A little chill ran up her spine at his words, and she had to ask, “Could there possibly be any truth to that? And if we’re both part of the royal family, aren’t we related?”
His face tightened, became forbidding, yet he replied, “No, we’re not related and I think it doubtful my grandfather even knew he was next in line, since we’d cut off all contact with the kingdom by that point. My branch of the family had left Kalyana about a century before, and was living prosperously in Australia. By all accounts, my grandfather, his wife and children underwent great upheaval when he agreed to take the throne. And their transition was difficult, because of the suspicion surrounding your father’s disappearance.”
Her mind was going a million miles an hour, and she latched onto a subject that felt distant enough to be tenable. “How old was your father when they moved there?”
His eyebrows rose slightly, as though the question caught him off-guard. “About nine or so, I think.”
“Poor soul,” she murmured, imagining herself at that age moving halfway across the world into a new and hostile environment. She’d had life changes happen at about the same age, and the effects still lingered, even after so many years. “That must have been rough on him.”

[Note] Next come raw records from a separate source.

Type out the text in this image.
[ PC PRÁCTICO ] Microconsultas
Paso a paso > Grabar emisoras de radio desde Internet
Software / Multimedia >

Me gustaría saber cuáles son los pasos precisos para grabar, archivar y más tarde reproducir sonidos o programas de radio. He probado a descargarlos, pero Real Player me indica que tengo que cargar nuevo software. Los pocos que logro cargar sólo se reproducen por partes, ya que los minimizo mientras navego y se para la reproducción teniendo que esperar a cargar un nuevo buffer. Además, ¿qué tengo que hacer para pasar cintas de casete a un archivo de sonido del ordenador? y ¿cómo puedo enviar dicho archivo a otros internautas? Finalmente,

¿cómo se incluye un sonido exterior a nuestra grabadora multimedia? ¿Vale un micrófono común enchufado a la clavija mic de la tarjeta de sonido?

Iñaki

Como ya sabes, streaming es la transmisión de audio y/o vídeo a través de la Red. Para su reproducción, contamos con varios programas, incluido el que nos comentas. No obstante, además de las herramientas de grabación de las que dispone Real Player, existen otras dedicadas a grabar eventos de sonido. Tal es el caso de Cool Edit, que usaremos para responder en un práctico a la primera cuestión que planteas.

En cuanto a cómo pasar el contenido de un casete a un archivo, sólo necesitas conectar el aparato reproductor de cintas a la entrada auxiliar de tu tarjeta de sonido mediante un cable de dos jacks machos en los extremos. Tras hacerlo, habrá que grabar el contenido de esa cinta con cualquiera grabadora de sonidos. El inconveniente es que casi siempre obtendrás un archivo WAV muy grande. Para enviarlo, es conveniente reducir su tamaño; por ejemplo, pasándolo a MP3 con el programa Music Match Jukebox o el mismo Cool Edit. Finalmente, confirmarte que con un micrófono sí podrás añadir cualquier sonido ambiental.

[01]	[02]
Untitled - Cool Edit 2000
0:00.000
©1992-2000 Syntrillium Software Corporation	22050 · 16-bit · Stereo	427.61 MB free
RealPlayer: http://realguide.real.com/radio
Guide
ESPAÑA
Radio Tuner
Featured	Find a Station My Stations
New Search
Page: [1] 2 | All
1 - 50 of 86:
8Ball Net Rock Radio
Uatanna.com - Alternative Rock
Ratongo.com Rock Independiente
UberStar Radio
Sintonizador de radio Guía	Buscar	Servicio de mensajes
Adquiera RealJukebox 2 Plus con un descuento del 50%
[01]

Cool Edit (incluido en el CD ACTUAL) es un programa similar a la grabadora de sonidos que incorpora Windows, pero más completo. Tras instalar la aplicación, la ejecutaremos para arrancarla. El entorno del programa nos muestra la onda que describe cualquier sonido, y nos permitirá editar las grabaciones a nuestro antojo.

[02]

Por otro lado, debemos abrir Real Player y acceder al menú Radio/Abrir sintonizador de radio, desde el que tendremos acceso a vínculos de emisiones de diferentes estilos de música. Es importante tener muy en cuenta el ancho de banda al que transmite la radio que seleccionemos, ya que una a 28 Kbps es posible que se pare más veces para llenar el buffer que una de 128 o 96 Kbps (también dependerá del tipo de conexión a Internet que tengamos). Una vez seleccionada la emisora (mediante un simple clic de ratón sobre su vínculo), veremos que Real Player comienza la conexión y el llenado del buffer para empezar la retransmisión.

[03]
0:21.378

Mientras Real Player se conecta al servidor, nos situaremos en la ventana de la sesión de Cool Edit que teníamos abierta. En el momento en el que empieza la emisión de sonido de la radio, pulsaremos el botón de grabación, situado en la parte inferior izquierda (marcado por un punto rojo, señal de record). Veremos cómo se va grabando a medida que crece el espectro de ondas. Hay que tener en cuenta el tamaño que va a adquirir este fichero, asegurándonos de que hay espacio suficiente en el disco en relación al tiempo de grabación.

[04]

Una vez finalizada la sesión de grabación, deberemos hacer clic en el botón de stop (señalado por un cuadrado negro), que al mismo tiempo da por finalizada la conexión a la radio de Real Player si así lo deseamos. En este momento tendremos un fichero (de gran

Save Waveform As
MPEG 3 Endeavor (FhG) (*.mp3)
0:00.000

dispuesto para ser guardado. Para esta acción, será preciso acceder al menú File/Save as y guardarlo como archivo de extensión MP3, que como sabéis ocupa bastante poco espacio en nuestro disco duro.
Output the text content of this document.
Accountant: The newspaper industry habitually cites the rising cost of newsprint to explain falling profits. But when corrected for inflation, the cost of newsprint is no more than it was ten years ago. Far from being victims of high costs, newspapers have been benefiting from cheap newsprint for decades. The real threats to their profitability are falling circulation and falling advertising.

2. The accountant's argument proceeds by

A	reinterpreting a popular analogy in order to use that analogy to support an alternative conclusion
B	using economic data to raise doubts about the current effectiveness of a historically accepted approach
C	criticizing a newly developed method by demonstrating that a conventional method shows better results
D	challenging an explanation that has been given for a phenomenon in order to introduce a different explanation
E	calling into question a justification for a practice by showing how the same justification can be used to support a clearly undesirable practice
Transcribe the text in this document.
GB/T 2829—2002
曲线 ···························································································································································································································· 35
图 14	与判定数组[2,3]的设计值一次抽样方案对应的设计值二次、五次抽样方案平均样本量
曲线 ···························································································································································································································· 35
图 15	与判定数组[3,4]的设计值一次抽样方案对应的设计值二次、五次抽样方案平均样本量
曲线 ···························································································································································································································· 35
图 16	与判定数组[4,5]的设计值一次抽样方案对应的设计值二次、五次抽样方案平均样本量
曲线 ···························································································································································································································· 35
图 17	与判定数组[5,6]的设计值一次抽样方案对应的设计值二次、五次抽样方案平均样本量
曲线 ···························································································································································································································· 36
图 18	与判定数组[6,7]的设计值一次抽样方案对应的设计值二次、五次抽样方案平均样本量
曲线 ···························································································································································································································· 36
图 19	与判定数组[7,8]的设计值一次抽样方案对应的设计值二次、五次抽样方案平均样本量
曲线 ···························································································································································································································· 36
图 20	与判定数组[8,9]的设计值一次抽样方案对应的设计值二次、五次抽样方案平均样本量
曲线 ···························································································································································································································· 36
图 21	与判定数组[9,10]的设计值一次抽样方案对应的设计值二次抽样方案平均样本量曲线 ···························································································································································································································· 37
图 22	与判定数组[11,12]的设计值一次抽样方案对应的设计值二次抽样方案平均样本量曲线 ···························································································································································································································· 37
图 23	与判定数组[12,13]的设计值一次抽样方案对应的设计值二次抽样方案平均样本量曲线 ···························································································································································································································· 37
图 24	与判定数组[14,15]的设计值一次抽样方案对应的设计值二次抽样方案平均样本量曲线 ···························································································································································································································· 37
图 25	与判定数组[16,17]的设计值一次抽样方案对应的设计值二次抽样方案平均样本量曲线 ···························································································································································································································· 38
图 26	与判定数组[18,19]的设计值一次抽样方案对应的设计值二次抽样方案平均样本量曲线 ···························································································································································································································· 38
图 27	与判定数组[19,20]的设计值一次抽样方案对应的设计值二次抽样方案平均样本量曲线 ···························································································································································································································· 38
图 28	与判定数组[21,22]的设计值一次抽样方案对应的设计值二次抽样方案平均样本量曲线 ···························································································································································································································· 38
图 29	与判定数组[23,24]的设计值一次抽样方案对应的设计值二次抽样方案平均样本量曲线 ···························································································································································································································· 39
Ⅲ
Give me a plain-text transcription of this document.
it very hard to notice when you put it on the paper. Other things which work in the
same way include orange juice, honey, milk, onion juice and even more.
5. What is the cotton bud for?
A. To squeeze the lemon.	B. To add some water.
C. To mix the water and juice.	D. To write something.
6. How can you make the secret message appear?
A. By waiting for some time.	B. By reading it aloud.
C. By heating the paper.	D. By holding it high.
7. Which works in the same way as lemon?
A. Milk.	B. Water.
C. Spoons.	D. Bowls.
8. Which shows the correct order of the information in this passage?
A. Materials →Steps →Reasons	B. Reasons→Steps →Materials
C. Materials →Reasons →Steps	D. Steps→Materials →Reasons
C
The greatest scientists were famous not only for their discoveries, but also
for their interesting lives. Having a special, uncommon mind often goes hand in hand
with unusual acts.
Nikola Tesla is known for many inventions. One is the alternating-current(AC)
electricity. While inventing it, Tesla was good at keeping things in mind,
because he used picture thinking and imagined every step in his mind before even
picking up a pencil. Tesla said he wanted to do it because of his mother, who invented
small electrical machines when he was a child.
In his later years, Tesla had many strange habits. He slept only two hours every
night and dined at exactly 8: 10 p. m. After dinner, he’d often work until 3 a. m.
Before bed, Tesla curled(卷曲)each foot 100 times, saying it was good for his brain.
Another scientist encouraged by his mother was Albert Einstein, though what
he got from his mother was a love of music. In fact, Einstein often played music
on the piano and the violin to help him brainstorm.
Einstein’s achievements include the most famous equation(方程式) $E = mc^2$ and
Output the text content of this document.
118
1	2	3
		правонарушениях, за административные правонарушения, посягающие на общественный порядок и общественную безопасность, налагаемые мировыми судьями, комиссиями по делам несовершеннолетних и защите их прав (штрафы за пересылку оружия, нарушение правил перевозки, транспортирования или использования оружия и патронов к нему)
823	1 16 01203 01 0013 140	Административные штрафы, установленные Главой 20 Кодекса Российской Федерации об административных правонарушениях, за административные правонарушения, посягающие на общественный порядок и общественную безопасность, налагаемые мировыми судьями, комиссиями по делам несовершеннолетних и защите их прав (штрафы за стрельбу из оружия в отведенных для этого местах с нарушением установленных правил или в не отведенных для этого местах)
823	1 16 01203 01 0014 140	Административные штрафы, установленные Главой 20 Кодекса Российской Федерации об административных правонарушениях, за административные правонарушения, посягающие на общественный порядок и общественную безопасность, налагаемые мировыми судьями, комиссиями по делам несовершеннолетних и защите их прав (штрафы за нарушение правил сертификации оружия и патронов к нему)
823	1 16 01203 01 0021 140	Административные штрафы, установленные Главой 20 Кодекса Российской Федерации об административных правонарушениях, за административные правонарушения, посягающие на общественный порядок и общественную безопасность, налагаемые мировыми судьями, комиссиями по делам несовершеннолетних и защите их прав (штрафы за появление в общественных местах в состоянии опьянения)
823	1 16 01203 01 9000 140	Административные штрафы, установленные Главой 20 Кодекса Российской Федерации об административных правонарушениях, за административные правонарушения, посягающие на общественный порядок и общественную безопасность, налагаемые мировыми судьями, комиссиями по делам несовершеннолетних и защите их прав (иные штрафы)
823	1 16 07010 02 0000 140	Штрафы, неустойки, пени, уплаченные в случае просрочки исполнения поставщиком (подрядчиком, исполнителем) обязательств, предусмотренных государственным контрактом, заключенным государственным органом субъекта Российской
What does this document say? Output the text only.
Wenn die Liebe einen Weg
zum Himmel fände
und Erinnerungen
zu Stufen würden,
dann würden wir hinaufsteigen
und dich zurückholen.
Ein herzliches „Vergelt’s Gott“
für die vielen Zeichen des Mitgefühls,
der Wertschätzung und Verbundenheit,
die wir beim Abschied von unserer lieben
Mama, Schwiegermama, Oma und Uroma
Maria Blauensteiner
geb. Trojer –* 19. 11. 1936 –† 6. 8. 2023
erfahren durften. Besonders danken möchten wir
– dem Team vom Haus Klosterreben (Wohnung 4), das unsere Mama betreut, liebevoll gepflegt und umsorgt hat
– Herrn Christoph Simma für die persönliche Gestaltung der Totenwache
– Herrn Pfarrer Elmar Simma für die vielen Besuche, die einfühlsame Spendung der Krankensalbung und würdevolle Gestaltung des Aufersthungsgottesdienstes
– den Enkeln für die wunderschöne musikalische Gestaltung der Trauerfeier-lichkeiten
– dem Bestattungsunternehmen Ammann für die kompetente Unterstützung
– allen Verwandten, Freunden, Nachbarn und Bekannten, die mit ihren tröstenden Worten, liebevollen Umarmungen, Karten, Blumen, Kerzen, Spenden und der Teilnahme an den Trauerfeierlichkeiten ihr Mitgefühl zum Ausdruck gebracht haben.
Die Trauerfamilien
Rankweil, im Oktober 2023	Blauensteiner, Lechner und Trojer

Prince Farhan’s eyes widened slightly, then he dropped his gaze to his cup, not replying.
There were too many threads to unravel, but one thing was foremost in her mind.
“Why can’t I just sign a document saying I promise not to try to take over the country? Wouldn’t that work as well?”
He looked up at her again, but it felt as though he’d pulled his mind back to their conversation from somewhere far away.
“The vast majority of the Kalyanese people have no problem with the monarchy. However, even after more than fifty years, the suspicions about my family have lingered, so having you aligned with our side of the family would...should...put all that to rest, once and for all.”
It was too much to take in, and she struggled to contain her anxiety, the panic making her pre-ulcerous stomach burn and her hands shake.
Sara wasn’t impulsive. She’d had neither the luxury nor the inclination to be. In life, and particularly in her job, she was cautious and deliberate, to the point where the manager of the walk-in clinic often asked her speed up diagnosing and treating patients.
And yet here she was, seriously considering his proposition.
It wasn’t just the money, although the lump sum he’d offered, along with an amount he’d called a monthly stipend but had sounded like a yearly salary to her, would definitely be a godsend. More than that, though, the gorgeous man sitting across from her seemed to embody adventure, and offer her a chance to see her ancestral home. He was also dangling a chance to play a fairy-tale role in front of her like the ultimate carrot.
Her. Plain, unremarkable, sensible and reliable Sara Greer, contemplating running off into the sunset with a real life prince to become a princess in her own right?
She must be losing her mind.
As though to distract her, her brain went off at a tangent and she heard herself say, “You sound Australian, but Kalyana is in the Indian Ocean. Have your family kept their accents after all this time?”
Farhan shook his head. “I don’t sound like the rest of my family because I went to medical school and practiced in Australia up until a year or so ago.”
In the midst of all the nonsense, she’d forgotten he was a doctor too. Somehow knowing that made her relax fractionally.
“What is your specialty?”
“I’m a general surgeon. My brother, Maazin, is one as well, although, having trained with the Royal Guard, his experiences have been far more interesting than mine.”
“Do you have a practice in Kalyana now?”
His expression was rueful as he replied, “I keep my hand in, but it feels as though I do more administrative work than actually practicing medicine. I’ve been trying to upgrade the medical systems, which has turned out to be more difficult than I’d imagined.”
“I’d need to work, if I agree to come with you.”